Gyumri, la ville des fantômes d’enfants

'Gyumri'

Arménie. 1988, année zéro. Le 7 décembre 1988, un tremblement de terre d’une magnitude de 6,9 sur l’échelle de Richter dévaste une partie du pays. Entre 25 et 30 000 personnes trouvent la mort. La ville de Gyumri est détruite à 60%. C’est là que la réalisatrice tchèque Jana Ševčíková a tourné pendant plusieurs années. Le résultat est un documentaire qui porte tout simplement le nom de la ville.

Près de vingt ans après, certains bâtiments sont encore en ruines, les cimetières sont toujours pleins d’immenses pierres tombales représentant des êtres chers disparus… Très souvent des enfants.

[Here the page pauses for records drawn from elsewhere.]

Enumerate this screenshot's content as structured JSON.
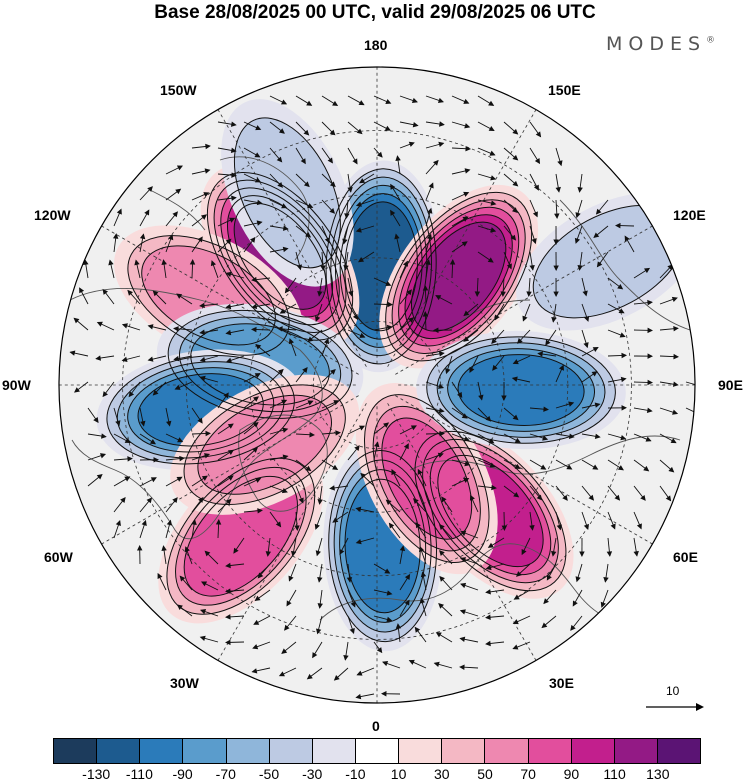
{
  "title": "Base 28/08/2025 00 UTC, valid 29/08/2025 06 UTC",
  "brand": "MODES",
  "brand_mark": "®",
  "longitude_labels": {
    "top": "180",
    "top_left": "150W",
    "top_right": "150E",
    "upper_left": "120W",
    "upper_right": "120E",
    "left": "90W",
    "right": "90E",
    "lower_left": "60W",
    "lower_right": "60E",
    "bottom_left": "30W",
    "bottom_right": "30E",
    "bottom": "0"
  },
  "reference_vector_label": "10",
  "colorbar": {
    "colors": [
      "#1c3b5c",
      "#1d5b8f",
      "#2b7bba",
      "#5a9ccc",
      "#8fb6da",
      "#bdcae3",
      "#e2e2ee",
      "#ffffff",
      "#f9dcdc",
      "#f4b8c4",
      "#ee88b0",
      "#e24e9d",
      "#c21f8d",
      "#931a85",
      "#5b1474"
    ],
    "ticks": [
      "-130",
      "-110",
      "-90",
      "-70",
      "-50",
      "-30",
      "-10",
      "10",
      "30",
      "50",
      "70",
      "90",
      "110",
      "130"
    ]
  },
  "anomaly_centers": [
    {
      "lon": 178,
      "lat": 62,
      "value": -120
    },
    {
      "lon": 143,
      "lat": 58,
      "value": 115
    },
    {
      "lon": -143,
      "lat": 52,
      "value": 110
    },
    {
      "lon": -155,
      "lat": 40,
      "value": -35
    },
    {
      "lon": -118,
      "lat": 45,
      "value": 55
    },
    {
      "lon": -100,
      "lat": 62,
      "value": -80
    },
    {
      "lon": -82,
      "lat": 48,
      "value": -90
    },
    {
      "lon": -42,
      "lat": 42,
      "value": 85
    },
    {
      "lon": -62,
      "lat": 60,
      "value": 55
    },
    {
      "lon": 2,
      "lat": 52,
      "value": -100
    },
    {
      "lon": 42,
      "lat": 50,
      "value": 100
    },
    {
      "lon": 28,
      "lat": 65,
      "value": 70
    },
    {
      "lon": 88,
      "lat": 56,
      "value": -90
    },
    {
      "lon": 118,
      "lat": 28,
      "value": -40
    }
  ]
}
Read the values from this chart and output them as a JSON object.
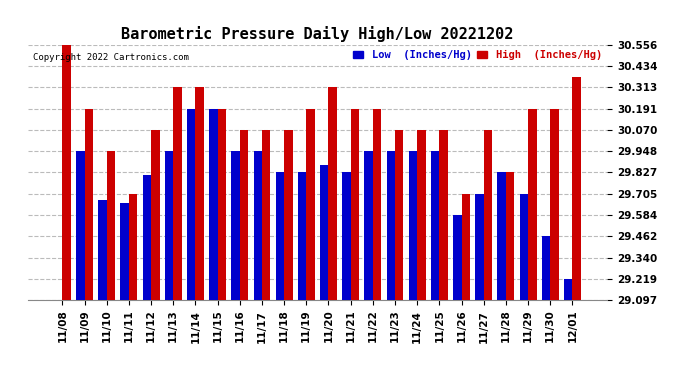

La documentariste Jana Ševčíková s’est pour la première fois rendue en Arménie en 2003 pour tourner un film sur une communauté d’artistes vivant dans les ruines de cette ville désertée par ses habitants. C’est par hasard qu’elle croise un jour dans la rue deux jeunes garçons, et qu’elle découvre à la faveur d’une discussion qu’ils portent tous deux le nom de leur frère décédé. Elle découvre alors qu’il ne s’agit pas d’un cas isolé.

« Je suis fière de porter le même nom que ma soeur. »

« Si l’âme de mon frère est en moi, c’est comme si j’étais à côté de sa tombe et que je regardais son image. »

'Gyumri'
Tous ces enfants ont souvent grandi avec un sentiment de culpabilité, leurs parents leur faisant porter le poids de la comparaison avec leurs aînés partis trop tôt. Certains ont même mis en place un processus d’identification si fort que lorsque la réalisatrice les filme, face à la caméra, on a parfois l’impression que quelqu’un d’autre parle en eux.

Jana Ševčíková filme l’invisible et l’impalbable : les disparus, le deuil impossible, le lien filial brisé et péniblement rafistolé avec plus ou moins de réussite avec les enfants de l’après-tremblement de terre.

'Gyumri'
Un des moments les plus intrigants de ce documentaire, est la profonde conviction de nombreux parents que le tremblement de terre n’en était pas un. Tous disent avoir entendu une explosion après les secousses, évoquant des armes cachées sous terre. Impossibilité d’accepter l’inacceptable et les lois d’une nature hasardeuse ? Fantasme dû à la paranoïa d’une époque encore placée dans la crainte du régime communiste ? Réalité ? Le film ne donne pas de réponse, mais les soupçons surprennent.

Jana Ševčíková a réalisé ce film de façon si peu intrusive et pourtant touchant si juste qu’elle confronte le spectateur à l’après-catastrophe... Que deviennent les gens meurtris quand la télévision a cessé de s’intéresser à eux ? Il est aussi un douloureux aiguillon sur l’absence totale de suivi psychologique dans ces pays post-communistes qui ont subi des guerres ou des catastrophes naturelles.

Le documentaire Gyumri était le seul représentant tchèque à la dernière biennale de Venise.